Even in today’s trading, Coal India is down 1 point (-0.37%) at 266.10 at 10:44am on BSE. On the NSE, it is down 1.70 point (-0.64%) at 266.00 rupees a piece.
Coal Production in India:
Coal production by the mining giant raised to Rs. 176.37 million tonnes in Q4 from Rs.165.24 million tonnes last year. However it missed analysts’ expectation of net profits by quite a wide margin, thanks to higher costs. This negative sentiment in turn was boosted by its planned production target cuts. It was about a 10th to 600 million tonnes in the fiscal year 2017-18.
The Kolkata-headquartered company accounts for over 80% of total coal production in India. This makes them most dominant figure in the energy industry. Its figures and plans cast a great deal of influence on the sector.
The enthusiastic were boarding on the Paris Climate Accord in December 2015. India has vowed to increase its share of renewable power to 175GW by 2022. This in turn has led to greater investment in alternative sectors, primarily solar and hydro.
UTKARSH project:
The Modi government had earlier decided to put aside an ambitious project ‘UTKARSK’. It is a roadmap for achieving a billion tonne production of coal in the country by 2020. It is at an estimated investment of Rs. 1 lakh crore. It is to shrug off rising import bills of coal in a country blessed with the resource’s abundance.
But as the power sector dynamics changes its focus will change from coal to renewable. The government is determined to capitalize on increasing demand for clean energy sources. The coal will dominate the power sector’s share of above 50%. It will dominate at least for another 20 years; attempts to mobilize funds for alternatives are gaining ground.
Shakti Policy:
The recent clearance of a new linkage policy was ‘SHAKTI’ (Scheme to Harness and Allocate Koyla Transparently in India). This cheered the private sector power companies. It promises them long-term coal supply through auctions to their power plants. It was until then was facing huge deficits of coal and relying on imports. This in turn has assured Coal India Limited (CIL) investors of long term supply contracts of the company. This will be to state-run and private thermal power plants.

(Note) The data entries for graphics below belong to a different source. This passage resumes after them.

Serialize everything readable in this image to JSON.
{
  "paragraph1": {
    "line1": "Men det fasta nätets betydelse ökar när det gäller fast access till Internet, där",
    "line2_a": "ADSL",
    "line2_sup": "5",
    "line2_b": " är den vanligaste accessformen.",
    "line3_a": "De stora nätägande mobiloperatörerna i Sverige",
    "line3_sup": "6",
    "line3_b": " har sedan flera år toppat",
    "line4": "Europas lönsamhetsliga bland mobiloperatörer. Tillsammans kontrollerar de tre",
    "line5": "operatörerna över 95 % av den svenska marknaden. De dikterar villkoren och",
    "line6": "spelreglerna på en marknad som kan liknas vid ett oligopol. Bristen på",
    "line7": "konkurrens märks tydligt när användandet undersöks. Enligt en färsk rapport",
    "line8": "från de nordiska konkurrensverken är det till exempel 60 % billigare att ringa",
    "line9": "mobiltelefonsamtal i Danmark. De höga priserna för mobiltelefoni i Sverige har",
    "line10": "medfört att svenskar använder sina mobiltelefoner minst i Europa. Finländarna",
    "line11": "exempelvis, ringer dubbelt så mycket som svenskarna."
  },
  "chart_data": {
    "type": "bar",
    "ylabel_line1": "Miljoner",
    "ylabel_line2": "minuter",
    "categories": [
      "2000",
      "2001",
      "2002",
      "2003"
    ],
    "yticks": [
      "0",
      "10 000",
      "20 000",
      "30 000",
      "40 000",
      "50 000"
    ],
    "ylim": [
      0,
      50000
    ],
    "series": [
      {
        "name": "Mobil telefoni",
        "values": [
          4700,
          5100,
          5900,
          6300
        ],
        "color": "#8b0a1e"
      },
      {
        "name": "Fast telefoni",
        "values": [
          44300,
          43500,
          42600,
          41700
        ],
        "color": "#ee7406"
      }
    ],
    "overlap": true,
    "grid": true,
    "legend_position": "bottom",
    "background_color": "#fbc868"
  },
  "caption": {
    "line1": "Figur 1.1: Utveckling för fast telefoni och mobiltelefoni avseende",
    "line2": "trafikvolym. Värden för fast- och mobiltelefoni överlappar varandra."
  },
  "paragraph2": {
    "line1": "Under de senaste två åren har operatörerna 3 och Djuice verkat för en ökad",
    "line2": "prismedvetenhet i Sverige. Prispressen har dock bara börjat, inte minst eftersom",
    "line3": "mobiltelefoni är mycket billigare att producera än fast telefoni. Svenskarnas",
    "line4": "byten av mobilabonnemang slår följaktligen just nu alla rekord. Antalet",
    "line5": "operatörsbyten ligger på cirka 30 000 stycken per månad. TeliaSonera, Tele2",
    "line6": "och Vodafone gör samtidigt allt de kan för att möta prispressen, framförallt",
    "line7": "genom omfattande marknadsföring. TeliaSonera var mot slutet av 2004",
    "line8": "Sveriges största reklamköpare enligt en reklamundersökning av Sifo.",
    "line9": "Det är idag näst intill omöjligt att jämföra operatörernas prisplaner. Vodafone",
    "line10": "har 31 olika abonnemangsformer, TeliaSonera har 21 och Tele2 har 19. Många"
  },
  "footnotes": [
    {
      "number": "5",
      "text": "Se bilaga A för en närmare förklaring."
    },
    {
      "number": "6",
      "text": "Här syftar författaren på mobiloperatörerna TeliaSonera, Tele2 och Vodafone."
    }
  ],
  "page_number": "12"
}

However, the speed of production of coal by CIL has in recent months exceeded. I has the actual demand leading to millions of tonnes of unsold coal. Being left on wagons and waiting to be bought.
GST rate on Coal:
To bring a relief to the company, the government has fixed the GST rate on coal. The GST rate changed of the 5% slab, dragging it down by near 6%. At the current scenario, coal attracts a compounded tax of 11.69%. This will boost the demand for the fuel as power plants. I will be passing on the cost saving to consumers, rallying their demand from cheaper bills.
Futhermore, Coal India and its peers in the coal sector faces increasing competition from a booming solar sector. The prices for solar power have hit a record low, even in global standards, at Rs.2.44 per unit. All thanks to the Narendra Modi led government’s push for greater share of solar in India’s energy market. The recently launched UJALA scheme has also spiked inflows of capital into solar projects, out beating investment in coal.
Slowdown in the Coal Industry:
The fastest growing major economy of the world is slowly shying away from the dirty fuel. In order to maintain it’s much appreciated commitments of cutting greenhouse gas emissions. Aiming to reduce the share of coal powered energy below 50% by 2040. It has already created shockwaves in an industry that was poised to grow in double digits. The growth was expected after years of scandal-marked image and competitive imports from Indonesia and Australia.
All the nation and policymakers has to see is how the industry copes up from ever challenging hurdles.